Last Friday 10/10/14, I wrote about “Rising above the noise” that has been increasing volatility and pushing equity markets down.
Well that “noise” just got louder. The noise today (10/15/14) was a second Dallas healthcare worker confirmed to have contracted the Ebola virus and economic reports out of Europe, specifically Germany, pointing toward declining economic growth. This noise caused a massive flight out of risk assets (equities) and into safe-haven assets (mostly US Treasuries) during the early part of the day.

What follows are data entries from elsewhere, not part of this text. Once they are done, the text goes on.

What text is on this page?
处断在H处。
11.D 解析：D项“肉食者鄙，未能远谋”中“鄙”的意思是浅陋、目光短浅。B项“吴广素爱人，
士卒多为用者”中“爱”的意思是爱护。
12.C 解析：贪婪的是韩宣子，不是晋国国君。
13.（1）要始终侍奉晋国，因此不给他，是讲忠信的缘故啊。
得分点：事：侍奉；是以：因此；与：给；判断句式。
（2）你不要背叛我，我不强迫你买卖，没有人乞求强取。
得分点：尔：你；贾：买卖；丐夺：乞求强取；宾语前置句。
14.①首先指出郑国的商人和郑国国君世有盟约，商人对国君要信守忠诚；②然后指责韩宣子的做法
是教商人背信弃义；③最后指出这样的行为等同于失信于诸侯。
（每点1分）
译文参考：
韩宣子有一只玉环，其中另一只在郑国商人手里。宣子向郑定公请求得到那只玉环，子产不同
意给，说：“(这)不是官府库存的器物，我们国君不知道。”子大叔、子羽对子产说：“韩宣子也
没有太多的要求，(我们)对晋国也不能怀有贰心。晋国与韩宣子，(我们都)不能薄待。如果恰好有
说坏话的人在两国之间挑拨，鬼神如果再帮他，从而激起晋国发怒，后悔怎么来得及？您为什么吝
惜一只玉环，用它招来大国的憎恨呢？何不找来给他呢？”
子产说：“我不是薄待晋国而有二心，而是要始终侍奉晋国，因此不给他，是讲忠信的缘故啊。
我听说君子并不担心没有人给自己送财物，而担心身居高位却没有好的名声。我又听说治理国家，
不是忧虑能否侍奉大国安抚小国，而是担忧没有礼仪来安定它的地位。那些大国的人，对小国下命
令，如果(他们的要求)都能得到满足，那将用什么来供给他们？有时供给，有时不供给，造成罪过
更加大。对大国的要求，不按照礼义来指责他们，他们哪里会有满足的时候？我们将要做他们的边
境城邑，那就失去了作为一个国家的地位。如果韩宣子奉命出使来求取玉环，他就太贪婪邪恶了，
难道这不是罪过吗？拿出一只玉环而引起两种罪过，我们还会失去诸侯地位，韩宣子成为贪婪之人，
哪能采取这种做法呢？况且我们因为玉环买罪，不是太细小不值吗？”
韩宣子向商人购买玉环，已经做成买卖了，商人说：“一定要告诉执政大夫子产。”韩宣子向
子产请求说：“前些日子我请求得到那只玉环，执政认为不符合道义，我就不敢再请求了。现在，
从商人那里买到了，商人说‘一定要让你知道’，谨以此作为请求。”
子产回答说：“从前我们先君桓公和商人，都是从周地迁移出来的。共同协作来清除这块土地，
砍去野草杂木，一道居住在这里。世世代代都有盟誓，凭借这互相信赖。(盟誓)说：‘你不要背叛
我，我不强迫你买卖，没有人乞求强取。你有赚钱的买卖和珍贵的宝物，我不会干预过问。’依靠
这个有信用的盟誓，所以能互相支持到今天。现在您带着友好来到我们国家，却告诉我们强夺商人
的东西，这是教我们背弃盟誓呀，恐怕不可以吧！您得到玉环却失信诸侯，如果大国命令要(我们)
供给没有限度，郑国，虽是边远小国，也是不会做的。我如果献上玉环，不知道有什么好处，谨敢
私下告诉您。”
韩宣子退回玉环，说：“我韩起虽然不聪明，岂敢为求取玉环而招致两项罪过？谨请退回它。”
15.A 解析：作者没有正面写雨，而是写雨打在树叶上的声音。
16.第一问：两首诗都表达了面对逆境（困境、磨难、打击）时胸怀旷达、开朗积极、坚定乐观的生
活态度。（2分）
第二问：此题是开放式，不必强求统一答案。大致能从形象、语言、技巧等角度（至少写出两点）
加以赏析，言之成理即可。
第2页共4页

However, not all the “noise” was bad. At 2pm Eastern time on 10/15/14 the Federal Reserve released its Beige Book, a summary of economic activity and conditions across the 12 Federal Reserve Districts in the US. Essentially, the Fed found that economic growth was continuing at a modest to moderate pace across the US. Here is a link to a CNBC report that summarizes it well: http://www.cnbc.com/id/102090888 This report was received positively by the market as between 2pm EST and the market close at 4pm EST the S&P 500 rebounded from a low of 1820.66 to close at 1862.49 (source: Yahoo Finance)
So far the “noise” has drowned out the start of 3rd quarter 2014 corporate earnings season. While we have only had a handful of earnings reports, so far most have been better than forecast with companies such as Alcoa, Johnson & Johnson, Intel, American Express and Netflix all beating estimated earnings per share. See this CNBC report on earnings surprises: http://www.cnbc.com/id/18080780
I remain convinced we are experiencing a normal correction in an otherwise healthy market. I believe that corporate earnings will continue to be better than expected and that fact will stop the fall in equity prices. I am looking for the equity market to rebound back to the 2,000 area on the S&P 500 by the end of the year. However, I remain vigilant in monitoring economic and financial conditions for any signs that would necessitate a change in approach.